The picture shows that after we convert $\frac{1}{5}$ to $\frac{6}{30}$ and $\frac{1}{15}$ to $\frac{2}{30}$ we can add the thirtieths and are left with $\frac{8}{30}$. This solution is equivalent to $\frac{4\times 2}{15\times 2}\frac{4}{15}$, as we found above. Thus, we get the same answer using the two different common denominators that we identified in part (i), as we would expect.

3. In order to find the solution to the addition problem $\frac{3}{4}+\frac{1}{5}$, we can first find a common denominator. 20 is a multiple of 4 and 5 because $4\times5=20$, meaning that 20 is a common denominator for the fractions $\frac{3}{4}$ and $\frac{1}{5}$. Here is a picture that shows these fractions when they are both written in terms of twentieths:

Here is a picture that represents $\frac{3}{4}+\frac{1}{5}$:

This is how we can write the process of finding a common denominator and adding using symbols:

\begin{align} \frac{3}{4}+\frac{1}{5} &=\frac{3\times5}{4\times5}+\frac{1\times4}{5\times4}\\ &=\frac{15}{20}+\frac{4}{20}\\ &=\frac{15+4}{20}\\ &=\frac{19}{20} \end{align}

The picture shows that when we convert $\frac{3}{4}$ to $\frac{15}{20}$ and $\frac{1}{5}$ to $\frac{4}{20}$ and add twentieths, we have $\frac{19}{20}$, as we found symbolically.
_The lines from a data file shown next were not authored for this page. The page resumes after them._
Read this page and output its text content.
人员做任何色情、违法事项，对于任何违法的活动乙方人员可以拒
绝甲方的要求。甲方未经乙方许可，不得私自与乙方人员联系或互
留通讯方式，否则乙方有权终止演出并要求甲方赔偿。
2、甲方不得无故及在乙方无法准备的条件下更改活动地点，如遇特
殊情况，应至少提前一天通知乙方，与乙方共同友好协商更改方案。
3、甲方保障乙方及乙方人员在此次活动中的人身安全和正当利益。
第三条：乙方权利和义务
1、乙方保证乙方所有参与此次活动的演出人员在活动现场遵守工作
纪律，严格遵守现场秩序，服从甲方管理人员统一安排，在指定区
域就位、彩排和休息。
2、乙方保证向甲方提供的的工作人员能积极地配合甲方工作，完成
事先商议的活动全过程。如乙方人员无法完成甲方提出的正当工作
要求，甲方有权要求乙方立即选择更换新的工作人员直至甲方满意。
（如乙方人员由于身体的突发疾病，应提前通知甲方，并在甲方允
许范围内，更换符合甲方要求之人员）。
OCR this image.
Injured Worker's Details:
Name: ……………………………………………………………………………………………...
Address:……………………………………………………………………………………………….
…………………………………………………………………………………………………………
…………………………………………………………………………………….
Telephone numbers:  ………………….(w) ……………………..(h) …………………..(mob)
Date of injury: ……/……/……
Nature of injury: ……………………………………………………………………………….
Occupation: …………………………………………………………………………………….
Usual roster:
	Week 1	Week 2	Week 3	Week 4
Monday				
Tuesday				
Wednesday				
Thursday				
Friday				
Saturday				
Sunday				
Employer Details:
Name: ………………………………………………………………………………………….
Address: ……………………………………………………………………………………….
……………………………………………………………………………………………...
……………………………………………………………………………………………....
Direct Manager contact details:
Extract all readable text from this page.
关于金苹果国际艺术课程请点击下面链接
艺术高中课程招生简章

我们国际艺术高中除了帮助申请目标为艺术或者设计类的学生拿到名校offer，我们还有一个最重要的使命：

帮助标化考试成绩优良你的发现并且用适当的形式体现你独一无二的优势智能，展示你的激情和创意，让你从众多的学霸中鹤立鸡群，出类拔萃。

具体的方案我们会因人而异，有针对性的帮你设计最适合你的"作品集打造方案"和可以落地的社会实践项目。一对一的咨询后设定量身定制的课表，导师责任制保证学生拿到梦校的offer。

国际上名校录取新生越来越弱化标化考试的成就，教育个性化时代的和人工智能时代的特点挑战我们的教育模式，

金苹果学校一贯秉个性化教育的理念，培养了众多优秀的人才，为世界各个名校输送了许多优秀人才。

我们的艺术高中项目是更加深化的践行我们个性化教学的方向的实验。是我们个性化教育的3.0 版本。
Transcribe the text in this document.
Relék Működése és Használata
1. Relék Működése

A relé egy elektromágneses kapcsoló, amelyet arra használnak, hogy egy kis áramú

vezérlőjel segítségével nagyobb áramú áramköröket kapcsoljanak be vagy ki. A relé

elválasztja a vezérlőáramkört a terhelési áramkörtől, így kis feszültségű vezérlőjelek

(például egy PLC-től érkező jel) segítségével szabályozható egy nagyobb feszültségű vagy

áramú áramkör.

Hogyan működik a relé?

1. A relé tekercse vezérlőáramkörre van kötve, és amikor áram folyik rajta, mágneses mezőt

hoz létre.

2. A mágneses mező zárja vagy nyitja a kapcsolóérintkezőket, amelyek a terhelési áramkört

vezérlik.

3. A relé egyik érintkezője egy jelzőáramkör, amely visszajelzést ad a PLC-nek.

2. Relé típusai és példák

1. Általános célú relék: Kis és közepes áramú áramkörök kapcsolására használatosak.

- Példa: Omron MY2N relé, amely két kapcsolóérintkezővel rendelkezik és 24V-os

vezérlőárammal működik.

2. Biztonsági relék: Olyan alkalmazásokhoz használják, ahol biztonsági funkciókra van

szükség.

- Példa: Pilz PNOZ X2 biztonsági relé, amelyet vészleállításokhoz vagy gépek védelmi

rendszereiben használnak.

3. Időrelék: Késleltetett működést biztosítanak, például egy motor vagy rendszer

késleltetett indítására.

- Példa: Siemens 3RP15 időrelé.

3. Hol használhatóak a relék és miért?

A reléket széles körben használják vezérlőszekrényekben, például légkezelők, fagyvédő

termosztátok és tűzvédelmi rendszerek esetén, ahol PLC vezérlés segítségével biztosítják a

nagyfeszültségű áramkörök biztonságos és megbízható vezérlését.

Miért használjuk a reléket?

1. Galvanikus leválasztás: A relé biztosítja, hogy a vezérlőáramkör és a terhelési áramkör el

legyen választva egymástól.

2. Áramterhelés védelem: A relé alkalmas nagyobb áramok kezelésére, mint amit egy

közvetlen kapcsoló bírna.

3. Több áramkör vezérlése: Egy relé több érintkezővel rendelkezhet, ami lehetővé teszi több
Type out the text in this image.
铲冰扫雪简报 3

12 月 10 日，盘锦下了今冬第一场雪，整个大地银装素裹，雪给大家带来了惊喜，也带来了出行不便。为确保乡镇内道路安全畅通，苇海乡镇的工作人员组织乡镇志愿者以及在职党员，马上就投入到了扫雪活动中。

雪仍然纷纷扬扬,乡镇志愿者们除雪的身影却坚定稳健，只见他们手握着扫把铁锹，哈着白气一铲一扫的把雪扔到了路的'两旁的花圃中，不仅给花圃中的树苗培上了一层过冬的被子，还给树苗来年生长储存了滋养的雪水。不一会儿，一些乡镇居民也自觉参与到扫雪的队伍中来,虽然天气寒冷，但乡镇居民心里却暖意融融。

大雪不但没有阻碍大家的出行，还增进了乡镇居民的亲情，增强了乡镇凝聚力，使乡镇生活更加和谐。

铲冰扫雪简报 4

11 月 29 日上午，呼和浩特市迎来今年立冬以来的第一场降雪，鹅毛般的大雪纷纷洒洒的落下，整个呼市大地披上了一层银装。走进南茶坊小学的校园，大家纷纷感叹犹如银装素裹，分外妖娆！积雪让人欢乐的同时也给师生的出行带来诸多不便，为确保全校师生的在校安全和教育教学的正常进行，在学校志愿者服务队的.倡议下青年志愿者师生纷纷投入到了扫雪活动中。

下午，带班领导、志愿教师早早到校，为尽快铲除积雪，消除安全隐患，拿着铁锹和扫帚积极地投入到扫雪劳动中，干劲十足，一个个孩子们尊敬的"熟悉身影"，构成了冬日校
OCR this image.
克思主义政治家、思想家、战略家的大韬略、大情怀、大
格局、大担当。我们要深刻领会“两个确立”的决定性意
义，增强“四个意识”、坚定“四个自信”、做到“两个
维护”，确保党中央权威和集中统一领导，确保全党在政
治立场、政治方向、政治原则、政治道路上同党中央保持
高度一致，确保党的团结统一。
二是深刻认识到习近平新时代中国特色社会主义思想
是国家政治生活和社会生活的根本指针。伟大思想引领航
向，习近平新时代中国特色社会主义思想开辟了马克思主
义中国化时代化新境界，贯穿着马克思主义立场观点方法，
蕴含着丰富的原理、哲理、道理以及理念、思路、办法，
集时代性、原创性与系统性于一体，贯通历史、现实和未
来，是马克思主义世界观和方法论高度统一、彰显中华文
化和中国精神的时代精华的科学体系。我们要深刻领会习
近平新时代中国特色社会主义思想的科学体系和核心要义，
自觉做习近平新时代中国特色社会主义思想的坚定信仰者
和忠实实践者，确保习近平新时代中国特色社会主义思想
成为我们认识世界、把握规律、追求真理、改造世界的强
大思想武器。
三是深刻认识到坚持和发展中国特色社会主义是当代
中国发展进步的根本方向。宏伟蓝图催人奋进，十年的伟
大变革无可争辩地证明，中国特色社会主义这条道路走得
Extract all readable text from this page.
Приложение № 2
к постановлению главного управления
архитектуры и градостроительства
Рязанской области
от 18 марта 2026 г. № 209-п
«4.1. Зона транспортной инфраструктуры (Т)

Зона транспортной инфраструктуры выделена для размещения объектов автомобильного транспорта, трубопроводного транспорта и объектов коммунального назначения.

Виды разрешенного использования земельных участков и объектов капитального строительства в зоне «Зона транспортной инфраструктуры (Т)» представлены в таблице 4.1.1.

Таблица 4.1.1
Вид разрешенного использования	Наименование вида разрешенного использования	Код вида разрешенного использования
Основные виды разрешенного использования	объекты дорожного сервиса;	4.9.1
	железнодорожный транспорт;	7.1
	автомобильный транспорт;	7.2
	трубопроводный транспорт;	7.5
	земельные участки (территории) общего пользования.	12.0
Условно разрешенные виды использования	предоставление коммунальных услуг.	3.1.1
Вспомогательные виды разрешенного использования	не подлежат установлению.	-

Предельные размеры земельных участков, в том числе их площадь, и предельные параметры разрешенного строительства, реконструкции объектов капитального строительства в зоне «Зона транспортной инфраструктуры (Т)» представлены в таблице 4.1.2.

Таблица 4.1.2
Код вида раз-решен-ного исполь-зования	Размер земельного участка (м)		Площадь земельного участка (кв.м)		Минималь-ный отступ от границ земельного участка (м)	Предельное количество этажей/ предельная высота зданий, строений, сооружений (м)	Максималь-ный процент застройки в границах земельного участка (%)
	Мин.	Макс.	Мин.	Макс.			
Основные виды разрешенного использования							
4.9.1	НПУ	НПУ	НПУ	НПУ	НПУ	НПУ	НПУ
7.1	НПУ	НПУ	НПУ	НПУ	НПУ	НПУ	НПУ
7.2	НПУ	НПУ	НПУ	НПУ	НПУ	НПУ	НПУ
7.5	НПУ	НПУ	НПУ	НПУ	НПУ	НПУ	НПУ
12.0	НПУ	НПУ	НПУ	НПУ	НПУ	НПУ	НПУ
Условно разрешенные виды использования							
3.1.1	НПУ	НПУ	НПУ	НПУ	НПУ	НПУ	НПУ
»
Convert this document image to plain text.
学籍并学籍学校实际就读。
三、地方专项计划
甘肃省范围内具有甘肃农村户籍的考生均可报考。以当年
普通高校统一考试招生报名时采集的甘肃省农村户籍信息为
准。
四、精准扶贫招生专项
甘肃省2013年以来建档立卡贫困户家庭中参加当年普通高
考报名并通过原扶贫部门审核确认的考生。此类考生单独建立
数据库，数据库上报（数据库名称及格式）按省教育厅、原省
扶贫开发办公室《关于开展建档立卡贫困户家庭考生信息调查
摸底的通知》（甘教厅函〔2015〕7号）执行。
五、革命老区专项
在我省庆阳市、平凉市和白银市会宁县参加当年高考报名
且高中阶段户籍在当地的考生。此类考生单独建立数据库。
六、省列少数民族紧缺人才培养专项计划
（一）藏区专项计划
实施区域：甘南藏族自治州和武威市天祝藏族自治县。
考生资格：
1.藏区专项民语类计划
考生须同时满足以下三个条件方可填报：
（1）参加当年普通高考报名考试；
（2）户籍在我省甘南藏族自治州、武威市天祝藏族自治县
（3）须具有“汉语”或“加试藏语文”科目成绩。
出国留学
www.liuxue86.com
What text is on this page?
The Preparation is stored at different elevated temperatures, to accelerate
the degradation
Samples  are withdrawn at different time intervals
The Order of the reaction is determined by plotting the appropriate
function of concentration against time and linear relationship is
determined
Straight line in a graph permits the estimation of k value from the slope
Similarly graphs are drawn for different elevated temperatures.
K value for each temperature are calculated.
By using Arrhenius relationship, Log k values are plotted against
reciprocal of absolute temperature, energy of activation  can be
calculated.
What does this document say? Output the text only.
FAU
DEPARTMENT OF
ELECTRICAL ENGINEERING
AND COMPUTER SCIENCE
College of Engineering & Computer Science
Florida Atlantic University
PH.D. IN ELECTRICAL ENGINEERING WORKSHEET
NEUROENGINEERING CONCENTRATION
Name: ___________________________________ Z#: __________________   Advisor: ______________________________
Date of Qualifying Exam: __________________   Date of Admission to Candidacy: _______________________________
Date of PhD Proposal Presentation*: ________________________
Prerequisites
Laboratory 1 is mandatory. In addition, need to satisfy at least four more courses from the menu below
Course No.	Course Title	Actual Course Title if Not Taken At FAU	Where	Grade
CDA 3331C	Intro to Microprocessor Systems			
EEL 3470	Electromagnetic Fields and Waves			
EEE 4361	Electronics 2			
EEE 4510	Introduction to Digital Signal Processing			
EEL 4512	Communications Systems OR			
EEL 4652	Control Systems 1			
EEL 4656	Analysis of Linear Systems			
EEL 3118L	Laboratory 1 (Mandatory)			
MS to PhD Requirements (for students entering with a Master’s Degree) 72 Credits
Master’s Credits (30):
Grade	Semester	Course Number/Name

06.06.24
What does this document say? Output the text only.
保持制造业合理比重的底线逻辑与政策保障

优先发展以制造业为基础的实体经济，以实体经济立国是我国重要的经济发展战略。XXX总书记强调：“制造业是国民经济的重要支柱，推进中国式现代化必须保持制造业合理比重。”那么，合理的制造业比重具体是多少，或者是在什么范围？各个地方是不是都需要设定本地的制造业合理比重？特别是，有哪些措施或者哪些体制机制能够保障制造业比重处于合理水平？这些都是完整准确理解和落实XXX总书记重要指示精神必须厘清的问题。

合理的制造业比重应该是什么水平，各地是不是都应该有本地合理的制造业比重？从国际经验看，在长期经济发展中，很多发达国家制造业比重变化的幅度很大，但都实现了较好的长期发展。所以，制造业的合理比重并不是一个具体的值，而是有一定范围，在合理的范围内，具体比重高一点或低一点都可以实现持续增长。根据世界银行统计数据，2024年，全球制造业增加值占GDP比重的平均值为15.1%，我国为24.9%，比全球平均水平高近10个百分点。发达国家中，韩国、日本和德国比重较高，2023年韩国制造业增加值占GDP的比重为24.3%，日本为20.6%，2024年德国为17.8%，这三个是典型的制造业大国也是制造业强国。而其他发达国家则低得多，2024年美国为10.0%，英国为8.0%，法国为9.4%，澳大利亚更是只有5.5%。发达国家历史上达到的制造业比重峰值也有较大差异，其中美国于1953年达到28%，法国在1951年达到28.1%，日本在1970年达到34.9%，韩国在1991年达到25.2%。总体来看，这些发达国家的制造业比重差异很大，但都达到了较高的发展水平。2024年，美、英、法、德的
4. In order to solve this addition problem we again find a common denominator for the fractions $\frac{14}{8}$ and $\frac{15}{12}$. 24 is a common multiple for the denominators 8 and 12 because $8\times3=24$ and $12\times2=24$. This means that 24 is a common denominator for the fractions $\frac{14}{8}$ and $\frac{15}{12}$. This is how we can write the process of finding a common denominator and adding using symbols:
\begin{align} \frac{14}{8}+\frac{5}{12} &=\frac{14\times3}{8\times3}+\frac{5\times2}{12\times2}\\ &=\frac{42}{24}+\frac{10}{24}\\ &=\frac{52}{24} \end{align} If we pause for a moment, we will see that $\frac{52}{24}$ is equivalent to $\frac{13}{6}$, although either representation of the sum is correct.

Solution: Alternative approach to part (c)

A student with a robust understanding of fraction equivalence might note that $\frac{14}{8}$ is equivalent to $\frac{7\times 2}{4\times 2}=\frac74$. So:

$$\frac{14}{8}+\frac{5}{12}=\frac74+\frac{5}{12}$$

12 is a common denominator for these two fractions, so:

\begin{align} \frac{14}{8}+\frac{5}{12} &=\frac74+\frac{5}{12}\\ &=\frac{7\times3}{4\times3}+\frac{5}{12}\\ &=\frac{21}{12}+\frac{5}{12}\\ &=\frac{26}{12} \end{align}

Note that $\frac{26}{12}$ is equivalent to $\frac{52}{24}$ as well as $\frac{13}{6}$; any of these answers are acceptable.